Michel Richard seems to be an obsessive compulsive chef, in a good way. And his book is a joy to read. One of the few pastry chefs who switched to cooking savory food, he is referred to in the jacket of the book as a “chef’s chef.” With a foreword by Thomas Keller, and some of the most stunning and uncluttered visuals, this is a book I could not resist acquiring. While books to this style often intimidate a home cook, the recipes of Michel Richard are relatively simple and almost always incorporate a slightly unusual, intelligent and unique twist. There are several dishes in this book that I will try this holiday season. Apparently obsessed with crispness, I am curious if I can replicate some of his dishes in Manila’s humid weather. Some things I look forward to trying are his All-Crust Potato Gratin, Green Bouillabaisse with Aioli (though some ingredients are TOUGH to find in Manila), Crab Poppers (little bite size morsels like crabcakes but more sophisticated), and Chicken Faux Gras (a stunning sounding pate made with chicken livers, my childhood nemesis)…this last one is definitely on my holiday list! Happy in the Kitchen, by Michel Richard, list price $45.
I love many Vietnamese dishes. They have a clarity to them that is punctuated with a healthy dose of pungent herbs and spices. I have only been to Vietnam once, on a two-week business trip and at that time, I ate to work, not worked to eat.
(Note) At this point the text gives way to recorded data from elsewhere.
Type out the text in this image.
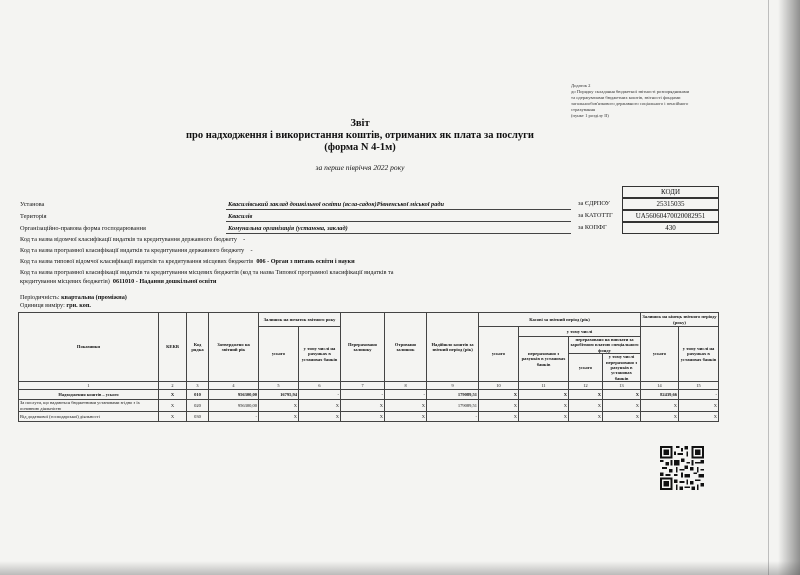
Додаток 2
до Порядку складання бюджетної звітності розпорядниками
та одержувачами бюджетних коштів, звітності фондами
загальнообов'язкового державного соціального і пенсійного
страхування
(пункт 1 розділу II)
Звіт
про надходження і використання коштів, отриманих як плата за послуги
(форма N 4-1м)
за перше півріччя 2022 року
КОДИ
за ЄДРПОУ	25315035
за КАТОТТГ	UA56060470020082951
за КОПФГ	430
Установа	Квасилівський заклад дошкільної освіти (ясла-садок)Рівненської міської ради
Територія	Квасилів
Організаційно-правова форма господарювання	Комунальна організація (установа, заклад)
Код та назва відомчої класифікації видатків та кредитування державного бюджету -
Код та назва програмної класифікації видатків та кредитування державного бюджету -
Код та назва типової відомчої класифікації видатків та кредитування місцевих бюджетів 006 - Орган з питань освіти і науки
Код та назва програмної класифікації видатків та кредитування місцевих бюджетів (код та назва Типової програмної класифікації видатків та
кредитування місцевих бюджетів) 0611010 - Надання дошкільної освіти
Періодичність: квартальна (проміжна)
Одиниця виміру: грн. коп.
Показники	КЕКВ	Код рядка	Затверджено на звітний рік	Залишок на початок звітного року		Перераховано залишку	Отримано залишок	Надійшло коштів за звітний період (рік)	Касові за звітний період (рік)				Залишок на кінець звітного періоду (року)	
				усього	у тому числі на рахунках в установах банків				усього	у тому числі			усього	у тому числі на рахунках в установах банків
										перераховано з рахунків в установах банків	перераховано на виплати за заробітною платою спеціального фонду			
											усього	у тому числі перераховано з рахунків в установах банків		
1	2	3	4	5	6	7	8	9	10	11	12	13	14	15
Надходження коштів – усього	X	010	956300,00	16795,94	-	-	-	179089,51	X	X	X	X	82439,66	-
За послуги, що надаються бюджетними установами згідно з їх основною діяльністю	X	020	956300,00	X	X	X	X	179089,51	X	X	X	X	X	X
Від додаткової (господарської) діяльності	X	030	-	X	X	X	X	-	X	X	X	X	X	X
But I did get a wonderful introduction to Vietnamese food during that trip and when I was subsequently assigned to a year-long project in Melbourne, Australia, I lived around the corner from a small Vietnamese restaurant that I ate in 3x a week for my rice fix. At home, my only foray into Vietnamese cooking has been the fresh spring rolls, and attempts at various noodles, but with this new book by Andrea Nguyen, I hope to do more, particularly a good basic Pho broth and recipe. Ms. Nguyen spent most of her life in the U.S., so this book is certainly targetted at an audience in a Western set-up… or just right for me as well as an introduction to the cuisine. The book has a disappointing lack of photos (lower budget?) but never mind, the recipes seem simple enough to follow and cover most of my favorites. I need to do a whole week of Vietnamese cooking so that I can utilize some flavorings that I don’t usually have in stock. Into the Vietnamese Kitchen by ndrea Nguyen, list price $35.
Artisanal is a restaurant in New York City that we have been meaning to try for several years. My sister encouraged us to check it out since Mrs. MM is a cheese fiend, but the last two times we tried to get in, it was totally booked and we ended up at the nearby Brasserie Les Halles instead. So when Terrance rennan and Andrew Friedman published this book, it was a natural selection. It has beautiful photos, delicious sounding and relatively easy to make recipes for a home cook. The book also has a wonderful pantry section that covers some basic sauces, dressings, oils etc. I found this section really interesting. As for the dishes I want to cook sometime soon… maybe the Pork Steak with Sage, Pumpkin and Prunes (I notice all of these ingredients in Manila stores at the moment), Macaroni and Cheese (from a purveyor of cheese, you won’t be surprised this version calls for Parmiggiano Reggiano, Gruyere or Comte and Mascarpone!), and Chocolate Soup with Orange Curd Napoleon. List Price $35.
Cindy Pawlcyn’s book “Big Small Plates” is a bit confusing… not quite appetizers, not quite meals…but that is precisely how I like to eat sometimes. Often, at a loss in a restaurant, I order 2 or 3 appetizers instead of having a main course. That way, I get more tastes and flavors in one sitting. Nicely photographed with an interesting mix of familiar appetizers with a bit of zing, and several Mexican influenced recipes as a result of her restaurant kitchen staff, this is a book that will inspire avid cooks and amateurs alike. Nothing fussy here, just good solid takes on classics and in some cases, classics done in a great new way…She also has suggestions for party or dinner menus that incorporate several smaller dishes rather than main courses. Definitely a back-up or bench warmer in case you haven’t filled your shopping basket with several of the previous books I have mentioned. List Price $35.
Finally, The Complete Meat Cookbook by Bruce Aidells and Denis Kelly. What can I say, I am a caveman carnivore once in a while. A great guide to meat, with many recipes and techniques for handling and prepping meat. There are a few photos, but way too few. The recipes are easy to follow. A good basic reference book for meat. List Price $35.
Has anyone noticed that the price point for cookbooks today seems to be $35? Is that bizarre or what? Why not $33 or $39 considering the varying amounts to work, research, content that goes into them… talk about cartelized pricing… Hmmm, I wonder why. Enjoy your books this holiday season!!!